Ce raisonnement s'applique aux conclusions que j'ai tirées au sujet des trois dernières conditions prévues au sous-alinéa 50(1)b)(iii) et je pourrais me prononcer sur ces trois conditions en fonction de cela uniquement. Même si je ne m'appuie pas sur la décision qui a été rendue dans l'affaire Jacques St-Onge Inc., les arguments que l'intimée a invoqués au sujet de ces trois dernières conditions ne me convainquent toujours pas.

[18]     Les arguments que l'intimée a soumis dans ses conclusions finales au sujet de ces trois dernières conditions sont les suivants :

[traduction]

Quant à la deuxième condition figurant au sous-alinéa 50(1)b)(iii), à savoir que ni la société ni une société qu'elle contrôle n'exploite d'entreprise :

La question de savoir si une entreprise a cessé d'être exploitée est une question de fait.

La preuve révélait qu'au mois de décembre 1999, Edward Securities, ainsi que l'appelant et M. Edwards, l'autre actionnaire, étaient encore inscrits auprès de la Commission des valeurs mobilières.

L'état financier du mois de février 1999, pièce R-1, indiquait un revenu net de 2 839 $. De plus, selon le bilan du mois de décembre 1999, pièce R-2, les comptes créditeurs avaient augmenté d'un montant de 1 923 $ depuis le mois de février, ce qui indiquait une certaine activité. Il est donc soutenu que l'appelant n'a pas démontré qu'Edward Securities avait cessé d'exploiter son entreprise.

Quant à la troisième condition, à savoir que la valeur de l'action est nulle, l'appelant n'a pas présenté de preuve directe sur ce point. Toutefois, l'état financier, pièce R-1, et le bilan, pièce R-2, montrent de fait que les capitaux propres avaient augmenté du mois de février au mois de décembre 1999; ces deux documents établissent donc, à première vue, qu'au mois de décembre 1999, la valeur de l'action n'était pas nulle.

Quant à la dernière condition qui est énoncée au sous-alinéa 50(1)b)(iii), il est raisonnable de s'attendre à ce que la société soit dissoute ou liquidée et ne commence pas à exploiter une entreprise.

Ici encore, l'appelant a témoigné qu'il croyait que la société serait dissoute ou liquidée à un moment donné. Il n'a pas présenté d'autre élément de preuve.

(Transcription, pages 90 et 91.)

[19]     Il est possible de répondre brièvement aux arguments invoqués par l'intimée au sujet de ces trois dernières conditions énoncées au sous-alinéa 50(1)b)(iii) en disant qu'à la fin de l'année d'imposition 1999, Edward Securities Inc. ne valait tout simplement rien et qu'on ne s'attendait pas à ce qu'elle commence des activités commerciales dans l'avenir.
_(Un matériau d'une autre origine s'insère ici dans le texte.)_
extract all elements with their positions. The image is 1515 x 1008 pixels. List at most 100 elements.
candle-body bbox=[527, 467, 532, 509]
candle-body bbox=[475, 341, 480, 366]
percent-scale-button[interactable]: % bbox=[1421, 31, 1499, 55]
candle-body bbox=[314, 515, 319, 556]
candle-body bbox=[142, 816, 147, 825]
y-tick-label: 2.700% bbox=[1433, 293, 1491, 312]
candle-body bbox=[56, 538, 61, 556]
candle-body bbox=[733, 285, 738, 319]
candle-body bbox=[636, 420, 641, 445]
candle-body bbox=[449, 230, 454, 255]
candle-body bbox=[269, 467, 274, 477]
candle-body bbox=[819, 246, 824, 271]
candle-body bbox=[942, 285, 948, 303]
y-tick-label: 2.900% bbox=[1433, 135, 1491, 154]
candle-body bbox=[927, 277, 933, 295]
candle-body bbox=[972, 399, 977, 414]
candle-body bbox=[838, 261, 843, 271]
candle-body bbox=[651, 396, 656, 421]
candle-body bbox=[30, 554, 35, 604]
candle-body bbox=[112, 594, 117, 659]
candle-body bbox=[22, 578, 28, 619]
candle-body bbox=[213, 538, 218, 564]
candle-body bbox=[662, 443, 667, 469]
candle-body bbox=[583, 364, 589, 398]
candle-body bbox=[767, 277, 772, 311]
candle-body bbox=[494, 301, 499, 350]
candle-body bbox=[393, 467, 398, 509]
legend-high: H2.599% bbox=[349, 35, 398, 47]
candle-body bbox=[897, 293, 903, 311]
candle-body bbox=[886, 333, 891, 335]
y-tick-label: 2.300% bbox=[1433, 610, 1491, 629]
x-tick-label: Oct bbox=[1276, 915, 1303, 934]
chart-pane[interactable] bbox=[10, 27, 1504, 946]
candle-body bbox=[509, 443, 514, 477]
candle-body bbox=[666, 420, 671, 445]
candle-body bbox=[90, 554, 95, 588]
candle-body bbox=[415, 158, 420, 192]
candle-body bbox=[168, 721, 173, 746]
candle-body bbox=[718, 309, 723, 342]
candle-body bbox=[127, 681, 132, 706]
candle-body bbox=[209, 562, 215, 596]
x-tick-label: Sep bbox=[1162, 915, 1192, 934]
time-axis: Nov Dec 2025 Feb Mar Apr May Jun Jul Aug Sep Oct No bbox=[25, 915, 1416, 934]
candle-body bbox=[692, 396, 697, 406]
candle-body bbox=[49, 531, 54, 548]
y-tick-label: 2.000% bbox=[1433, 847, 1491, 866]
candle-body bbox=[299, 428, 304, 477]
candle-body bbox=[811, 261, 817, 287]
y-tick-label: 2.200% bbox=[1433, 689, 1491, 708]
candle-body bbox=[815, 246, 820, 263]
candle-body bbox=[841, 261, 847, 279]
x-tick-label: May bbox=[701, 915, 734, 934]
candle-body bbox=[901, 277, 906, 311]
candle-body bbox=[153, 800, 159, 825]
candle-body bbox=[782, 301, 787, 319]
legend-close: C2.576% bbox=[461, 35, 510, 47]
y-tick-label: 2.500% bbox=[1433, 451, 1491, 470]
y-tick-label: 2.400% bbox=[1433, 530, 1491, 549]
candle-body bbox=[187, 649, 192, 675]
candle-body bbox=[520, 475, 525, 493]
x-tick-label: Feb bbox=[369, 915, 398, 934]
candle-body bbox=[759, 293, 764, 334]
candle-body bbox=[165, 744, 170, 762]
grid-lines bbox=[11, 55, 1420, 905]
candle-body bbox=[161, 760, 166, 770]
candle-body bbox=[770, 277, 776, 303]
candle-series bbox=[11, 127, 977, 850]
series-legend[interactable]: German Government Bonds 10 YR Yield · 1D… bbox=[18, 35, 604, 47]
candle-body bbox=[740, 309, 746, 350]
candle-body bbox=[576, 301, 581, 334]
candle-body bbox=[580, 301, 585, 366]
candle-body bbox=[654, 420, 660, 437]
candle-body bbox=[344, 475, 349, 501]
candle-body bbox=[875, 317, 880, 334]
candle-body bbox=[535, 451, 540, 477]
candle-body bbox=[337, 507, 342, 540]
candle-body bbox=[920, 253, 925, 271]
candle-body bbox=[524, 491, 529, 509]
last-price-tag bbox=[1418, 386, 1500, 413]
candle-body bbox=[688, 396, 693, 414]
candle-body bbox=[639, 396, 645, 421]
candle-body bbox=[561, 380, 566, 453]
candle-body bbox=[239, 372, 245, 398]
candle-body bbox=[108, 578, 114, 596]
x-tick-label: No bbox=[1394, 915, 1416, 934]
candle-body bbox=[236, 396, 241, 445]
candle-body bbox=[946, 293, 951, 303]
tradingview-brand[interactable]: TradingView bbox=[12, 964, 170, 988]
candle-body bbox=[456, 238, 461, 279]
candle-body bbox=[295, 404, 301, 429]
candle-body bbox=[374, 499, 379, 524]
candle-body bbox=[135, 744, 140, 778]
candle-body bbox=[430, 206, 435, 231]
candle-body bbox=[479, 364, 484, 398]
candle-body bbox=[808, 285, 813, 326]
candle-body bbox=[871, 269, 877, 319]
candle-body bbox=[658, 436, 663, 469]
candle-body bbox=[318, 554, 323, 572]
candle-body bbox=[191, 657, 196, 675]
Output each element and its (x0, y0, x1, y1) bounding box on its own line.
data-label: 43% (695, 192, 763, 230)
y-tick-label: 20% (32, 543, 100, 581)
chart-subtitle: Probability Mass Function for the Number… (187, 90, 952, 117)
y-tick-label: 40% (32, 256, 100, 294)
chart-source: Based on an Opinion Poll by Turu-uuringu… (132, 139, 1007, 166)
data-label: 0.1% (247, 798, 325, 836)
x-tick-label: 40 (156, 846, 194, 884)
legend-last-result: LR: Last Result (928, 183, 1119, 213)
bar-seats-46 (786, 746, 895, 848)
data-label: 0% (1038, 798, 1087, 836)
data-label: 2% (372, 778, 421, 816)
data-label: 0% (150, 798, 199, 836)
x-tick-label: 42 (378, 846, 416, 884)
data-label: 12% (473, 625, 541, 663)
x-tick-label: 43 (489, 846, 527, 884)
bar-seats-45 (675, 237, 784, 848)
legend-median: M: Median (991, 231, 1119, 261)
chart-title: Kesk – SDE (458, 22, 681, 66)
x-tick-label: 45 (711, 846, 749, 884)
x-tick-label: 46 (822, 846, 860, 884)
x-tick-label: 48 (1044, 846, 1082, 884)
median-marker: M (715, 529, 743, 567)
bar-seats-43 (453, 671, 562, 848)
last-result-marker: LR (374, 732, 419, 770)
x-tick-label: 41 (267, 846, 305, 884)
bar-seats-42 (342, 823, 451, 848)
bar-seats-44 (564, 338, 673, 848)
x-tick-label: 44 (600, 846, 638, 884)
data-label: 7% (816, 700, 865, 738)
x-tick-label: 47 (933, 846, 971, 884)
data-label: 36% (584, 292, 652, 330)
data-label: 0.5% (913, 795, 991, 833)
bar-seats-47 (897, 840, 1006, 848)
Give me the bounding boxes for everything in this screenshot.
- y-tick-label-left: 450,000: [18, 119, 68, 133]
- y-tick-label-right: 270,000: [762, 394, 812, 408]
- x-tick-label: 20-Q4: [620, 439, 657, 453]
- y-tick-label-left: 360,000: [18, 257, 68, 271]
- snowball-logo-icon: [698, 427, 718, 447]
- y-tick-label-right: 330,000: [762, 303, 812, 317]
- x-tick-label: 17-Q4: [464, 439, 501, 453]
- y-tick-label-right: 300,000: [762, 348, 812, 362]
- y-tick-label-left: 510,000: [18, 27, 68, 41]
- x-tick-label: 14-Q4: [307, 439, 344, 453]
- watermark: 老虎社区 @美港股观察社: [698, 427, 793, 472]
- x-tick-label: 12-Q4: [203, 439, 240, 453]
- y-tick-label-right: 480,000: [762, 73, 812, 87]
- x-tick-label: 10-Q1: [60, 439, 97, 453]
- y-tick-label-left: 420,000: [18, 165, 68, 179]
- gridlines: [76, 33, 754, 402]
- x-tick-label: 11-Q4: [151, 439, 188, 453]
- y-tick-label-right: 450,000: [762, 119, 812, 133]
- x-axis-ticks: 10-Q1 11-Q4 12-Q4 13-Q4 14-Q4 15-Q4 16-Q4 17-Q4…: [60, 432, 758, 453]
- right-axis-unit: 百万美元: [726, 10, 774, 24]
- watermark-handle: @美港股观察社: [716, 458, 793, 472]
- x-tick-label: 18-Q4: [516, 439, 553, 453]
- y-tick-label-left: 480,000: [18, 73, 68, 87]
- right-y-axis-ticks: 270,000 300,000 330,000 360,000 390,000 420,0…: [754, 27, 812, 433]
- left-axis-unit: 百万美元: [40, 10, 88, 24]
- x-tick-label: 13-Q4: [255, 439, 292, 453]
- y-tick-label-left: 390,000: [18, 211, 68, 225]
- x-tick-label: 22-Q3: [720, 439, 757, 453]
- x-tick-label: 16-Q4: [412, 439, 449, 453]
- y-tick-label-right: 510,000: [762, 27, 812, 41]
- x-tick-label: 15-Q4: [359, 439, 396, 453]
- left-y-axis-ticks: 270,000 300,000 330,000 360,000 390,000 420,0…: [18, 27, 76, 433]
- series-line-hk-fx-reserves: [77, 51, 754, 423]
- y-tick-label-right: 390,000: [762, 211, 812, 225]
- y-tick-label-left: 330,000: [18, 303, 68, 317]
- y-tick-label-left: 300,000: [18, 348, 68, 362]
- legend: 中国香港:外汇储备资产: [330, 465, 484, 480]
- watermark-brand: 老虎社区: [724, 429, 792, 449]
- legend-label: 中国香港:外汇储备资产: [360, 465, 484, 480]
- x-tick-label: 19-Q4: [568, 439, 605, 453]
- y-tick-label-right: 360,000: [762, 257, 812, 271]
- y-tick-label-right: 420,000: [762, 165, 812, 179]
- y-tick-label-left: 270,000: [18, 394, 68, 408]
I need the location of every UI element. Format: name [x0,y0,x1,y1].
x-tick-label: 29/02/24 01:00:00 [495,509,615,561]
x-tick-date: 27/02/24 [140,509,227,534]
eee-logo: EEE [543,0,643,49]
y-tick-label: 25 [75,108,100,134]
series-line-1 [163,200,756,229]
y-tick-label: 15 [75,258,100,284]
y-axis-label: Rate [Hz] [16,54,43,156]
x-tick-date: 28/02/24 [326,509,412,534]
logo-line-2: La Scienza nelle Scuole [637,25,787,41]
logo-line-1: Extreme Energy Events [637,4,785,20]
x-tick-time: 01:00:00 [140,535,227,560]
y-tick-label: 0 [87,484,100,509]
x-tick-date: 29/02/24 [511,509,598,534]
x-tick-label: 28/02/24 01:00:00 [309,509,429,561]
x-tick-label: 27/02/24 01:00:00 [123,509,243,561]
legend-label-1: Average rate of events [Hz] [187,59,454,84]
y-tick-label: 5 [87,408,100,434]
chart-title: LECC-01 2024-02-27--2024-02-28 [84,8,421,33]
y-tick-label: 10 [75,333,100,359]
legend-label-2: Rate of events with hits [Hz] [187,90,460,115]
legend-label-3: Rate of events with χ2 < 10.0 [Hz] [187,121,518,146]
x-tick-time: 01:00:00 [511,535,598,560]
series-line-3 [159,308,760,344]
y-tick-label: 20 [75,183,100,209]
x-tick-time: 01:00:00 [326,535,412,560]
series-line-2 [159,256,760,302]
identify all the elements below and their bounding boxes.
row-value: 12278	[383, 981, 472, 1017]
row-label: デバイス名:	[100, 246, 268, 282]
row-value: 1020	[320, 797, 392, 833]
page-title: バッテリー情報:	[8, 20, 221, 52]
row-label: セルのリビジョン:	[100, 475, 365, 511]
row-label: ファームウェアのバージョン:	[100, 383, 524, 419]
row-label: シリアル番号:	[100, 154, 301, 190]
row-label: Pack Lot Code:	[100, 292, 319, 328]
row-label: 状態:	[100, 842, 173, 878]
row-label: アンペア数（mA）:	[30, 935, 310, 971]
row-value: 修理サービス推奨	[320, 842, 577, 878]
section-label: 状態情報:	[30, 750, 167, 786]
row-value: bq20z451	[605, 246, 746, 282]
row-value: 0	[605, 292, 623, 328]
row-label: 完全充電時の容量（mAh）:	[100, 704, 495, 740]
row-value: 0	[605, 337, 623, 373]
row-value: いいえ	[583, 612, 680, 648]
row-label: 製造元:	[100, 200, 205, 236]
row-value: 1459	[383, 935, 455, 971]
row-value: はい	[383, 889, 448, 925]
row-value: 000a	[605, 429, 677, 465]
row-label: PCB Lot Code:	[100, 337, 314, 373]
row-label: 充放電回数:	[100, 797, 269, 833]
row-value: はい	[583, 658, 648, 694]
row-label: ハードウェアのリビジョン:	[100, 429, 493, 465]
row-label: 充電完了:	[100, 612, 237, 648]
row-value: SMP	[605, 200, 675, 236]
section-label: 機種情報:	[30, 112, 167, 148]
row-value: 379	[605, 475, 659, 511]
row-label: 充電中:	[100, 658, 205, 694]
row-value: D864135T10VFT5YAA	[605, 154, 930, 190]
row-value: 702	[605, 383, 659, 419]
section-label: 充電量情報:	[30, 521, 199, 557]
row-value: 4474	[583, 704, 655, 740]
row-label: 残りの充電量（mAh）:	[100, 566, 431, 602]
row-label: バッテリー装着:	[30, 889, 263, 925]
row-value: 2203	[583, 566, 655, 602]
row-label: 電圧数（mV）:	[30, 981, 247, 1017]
La preuve de l'appelant indique quelle était la situation d'Edward Securities en 1999. Étant donné que l'ARC a contesté les déductions, on ne pouvait plus offrir de déductions relatives à des pertes agricoles dans le cadre de sociétés en commandite et il a donc fallu vendre les chevaux aux enchères à des prix sacrifices; les terres agricoles et les écuries ont fait l'objet d'une reprise de possession; le permis en matière de placement accordé à M. Edwards lui a été retiré d'une façon permanente et le permis de l'appelant a été suspendu pour une période de deux ans. À cause de la mauvaise publicité et de la couverture médiatique entourant la vente aux enchères de chevaux, M. Edwards était considéré comme un voleur et un escroc. En l'absence de toute crédibilité, [traduction] « une foule » de personnes, pour reprendre l'expression de l'appelant, qui avaient placé de l'argent dans les fonds communs de placement de la société sont parties. Étant donné l'absence de clients existants ou éventuels, comment cette société ou ses actions pouvaient-elles avoir une valeur et comment pouvait-on s'attendre à ce qu'elle poursuive son entreprise ou recommence à exploiter son entreprise?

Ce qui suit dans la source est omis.